Hillman Writes

Finally, myth speaks the frank truth of the world as it presents itself to our senses, clearly, evidently, directly as a world alive - animated, intentional, intelligible, and at moments, vividly beautiful. Myths let plants and animals speak, endow rivers and rocks with names and beings, trees with spirits, mountains with gods, and the underworld alive with ghosts and ancestors below, each footfall shadowing every thought and feeling. Myth tells the truth because it is utterly of this world, in this world, and for this world, no matter how preposterous its range of fantasy. No matter what ogres appear in its tales, myths show the world as it is and always is. Never can myth say, as in the gospel of John, "My kingdom is not of this world."

— James Hillman

Hillman is drawing a line in the sand, and the line runs directly through John 1. Myth cannot say "my kingdom is not of this world" because myth has no outside — no transcendent vantage from which to judge, redeem, or escape the sensory field. The ogre is not a problem to be overcome; it is a disclosure of what the world actually contains. The river's name is not decoration; it is the river's interiority made speakable.

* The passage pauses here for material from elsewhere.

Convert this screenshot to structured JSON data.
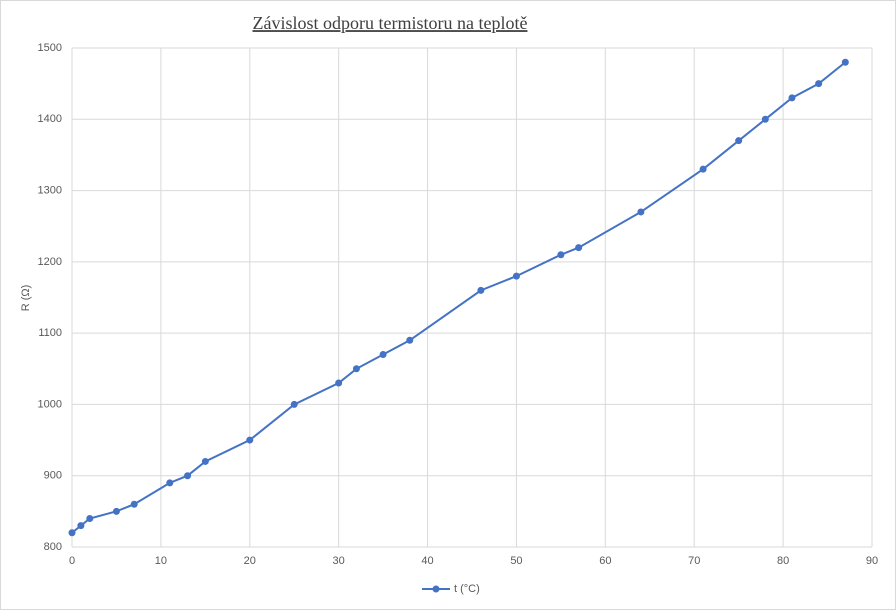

What the gospel of John accomplished — and it was a genuine accomplishment, with genuine relief behind it — was to locate truth somewhere other than here. A truth that is not of this world is a truth that cannot be contaminated by this world's suffering, its mud and its loss and its recurring failure to resolve. That move has been with us long enough that we inherit it without recognizing it as a choice. We tend to feel that whatever is most real must be somewhere above the sensory, the animal, the underworld's dense population of ancestors pressing up through every footfall.

Hillman's counter is quiet but total: the ogres show the world as it is, and as it always is. That "always is" refuses both the promise of eventual clarity and the mourning of present mess. It simply reports.